While we would never want to rely exclusively on one protective style in life, or in therapy, humor can be incredibly helpful.

When I was in college, I worked at the Sanger Learning and Career Center. I was an Accounting Assistant and later a Peer Academic Coach and Communications Assistant. I did A LOT of professional development in Learning Theory – particularly among adult learners.

One of the quirky things I learned was that our bodies give us a bit of dopamine when we have pivotal a-ha moments. Our bodies reward us for LEARNING. The geeks really do win out, huh?

I learned that using a bit of levity while trying to learn something can help reduce anxiety. It allows you to relate to something in a real-world way and engages your attention (ahem, your pre-frontal cortex!) making learning much more effective.

What on earth does this have to do with therapy?

Therapy, in a lot of ways, is about re-learning or even unlearning. It helps you create new patterns in your brain and in your life.

If you don’t feel engaged in therapy or can’t relate it to your real life, then you aren’t likely to stick around and get much from it.

When we seek therapy we are often in a state of distress (not always, but often). Your daily routines, ability to fully engage with work or capacity to meet your goals might be out of reach for the moment.

Here’s the deal, though. Strategic thinking, the capacity to make decisions, plan your day, fight the urge to eat a bunch of sugar and solve your life’s problems are all reliant on your prefrontal cortex (your PFC, for short). On a biological level, what’s going on is that your limbic system is FIRED UP and becomes the boss, putting your PFC on the back-burner.

That’s why you might feel run by stress, trauma, or emotions.

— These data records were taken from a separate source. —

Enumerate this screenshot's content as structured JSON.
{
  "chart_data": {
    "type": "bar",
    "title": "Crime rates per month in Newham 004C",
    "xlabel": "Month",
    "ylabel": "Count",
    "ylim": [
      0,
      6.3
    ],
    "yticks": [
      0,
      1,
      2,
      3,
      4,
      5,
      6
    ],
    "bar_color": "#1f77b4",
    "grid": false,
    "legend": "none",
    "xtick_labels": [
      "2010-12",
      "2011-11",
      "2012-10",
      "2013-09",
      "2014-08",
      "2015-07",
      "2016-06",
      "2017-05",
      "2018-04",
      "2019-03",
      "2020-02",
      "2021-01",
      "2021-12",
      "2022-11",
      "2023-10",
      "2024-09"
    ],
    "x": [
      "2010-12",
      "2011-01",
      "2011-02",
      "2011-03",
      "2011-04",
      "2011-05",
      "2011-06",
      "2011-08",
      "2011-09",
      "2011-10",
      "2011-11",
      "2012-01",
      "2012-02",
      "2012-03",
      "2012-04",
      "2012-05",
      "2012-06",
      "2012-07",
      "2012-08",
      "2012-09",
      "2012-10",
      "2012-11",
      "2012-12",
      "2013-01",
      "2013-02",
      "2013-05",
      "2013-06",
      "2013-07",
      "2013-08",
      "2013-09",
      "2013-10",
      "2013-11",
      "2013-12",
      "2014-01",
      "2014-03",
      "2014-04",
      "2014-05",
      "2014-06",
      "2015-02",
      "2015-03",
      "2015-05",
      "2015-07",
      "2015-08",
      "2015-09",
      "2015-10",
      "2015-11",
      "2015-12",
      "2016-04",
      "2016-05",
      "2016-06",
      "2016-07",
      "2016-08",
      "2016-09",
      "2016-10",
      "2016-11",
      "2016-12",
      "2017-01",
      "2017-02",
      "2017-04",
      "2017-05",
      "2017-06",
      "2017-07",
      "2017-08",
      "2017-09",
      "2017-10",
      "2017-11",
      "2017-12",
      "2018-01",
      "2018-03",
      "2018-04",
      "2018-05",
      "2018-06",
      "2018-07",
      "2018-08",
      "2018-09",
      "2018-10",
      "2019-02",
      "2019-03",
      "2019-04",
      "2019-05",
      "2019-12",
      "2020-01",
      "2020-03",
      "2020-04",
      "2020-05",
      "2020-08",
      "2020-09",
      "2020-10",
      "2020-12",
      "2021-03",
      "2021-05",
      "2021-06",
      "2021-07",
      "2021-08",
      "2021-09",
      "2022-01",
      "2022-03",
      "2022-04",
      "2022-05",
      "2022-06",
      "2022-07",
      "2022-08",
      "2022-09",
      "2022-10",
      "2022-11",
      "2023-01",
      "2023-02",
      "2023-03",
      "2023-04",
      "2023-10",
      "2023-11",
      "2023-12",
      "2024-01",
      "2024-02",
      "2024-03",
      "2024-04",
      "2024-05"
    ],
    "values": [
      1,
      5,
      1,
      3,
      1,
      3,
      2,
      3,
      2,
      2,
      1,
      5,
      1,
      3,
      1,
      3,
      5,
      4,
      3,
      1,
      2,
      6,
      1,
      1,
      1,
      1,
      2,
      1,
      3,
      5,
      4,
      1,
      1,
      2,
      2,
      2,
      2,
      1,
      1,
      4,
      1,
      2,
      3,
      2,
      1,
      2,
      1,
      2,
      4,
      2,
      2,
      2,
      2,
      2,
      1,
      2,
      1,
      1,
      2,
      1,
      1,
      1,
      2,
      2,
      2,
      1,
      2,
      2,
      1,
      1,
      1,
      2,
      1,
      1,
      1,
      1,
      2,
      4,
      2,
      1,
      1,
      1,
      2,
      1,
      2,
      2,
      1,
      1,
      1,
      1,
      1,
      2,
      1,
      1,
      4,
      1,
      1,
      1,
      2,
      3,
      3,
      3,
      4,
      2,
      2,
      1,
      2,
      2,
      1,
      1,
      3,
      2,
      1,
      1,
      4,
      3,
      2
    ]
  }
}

Why does this happen this way?

Well, your prefrontal cortex is a baby. Evolutionarily speaking.

Your limbic system is MUCH older and thus wayyyyy more efficient at taking over when needed.

So when you experience a major stressor or a trauma, your limbic system will take over to save your life. Literally.

And that’s great.

But sometimes it’s still on hyperdrive when you are safe again.

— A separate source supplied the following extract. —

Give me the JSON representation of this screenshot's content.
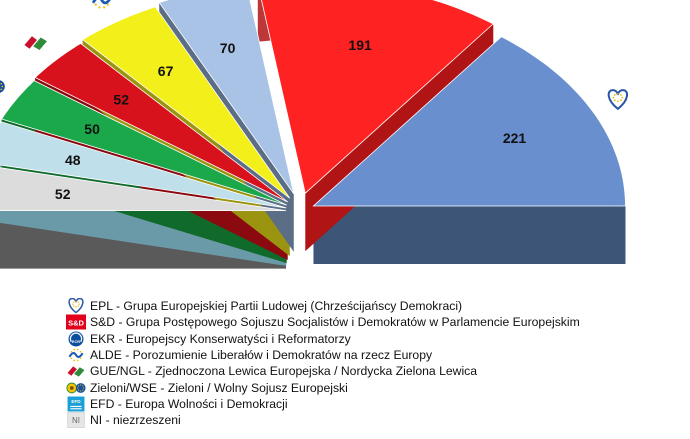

Because our limbic system is more powerful than our prefrontal cortex, it can be hard to re-engage our prefrontal cortex when we are ready to get on with our lives again.

Which brings us back to humor and therapy.

First off, your therapist can be helpful because their limbic system is not engaged when looking at your life’s problems. Your therapist is not operating in that heightened state. So that “fresh” perspective they bring is in part thanks to the fact that their limbic system is quiet and their PFC is operating on all cylinders.

Humor, then, becomes a really cool tool for your therapist to reach you in an emotionally engaging way to help get your PFC back in the command center! From that point, you are able to create new pathways in your brain for a more healthful life. It’s pretty damn cool.

The other wonderful thing about using humor in moments of stress is that it gives us a little distance from the stressor and pulls others toward us. One of the most POWERFUL factors of resilience is social capital. In other words, your capacity to recruit people in your life to be there for you. Sometimes we lose this, but we can always create anew.

In the end, when times are tough humor is worth leaning into. Even just a little bit.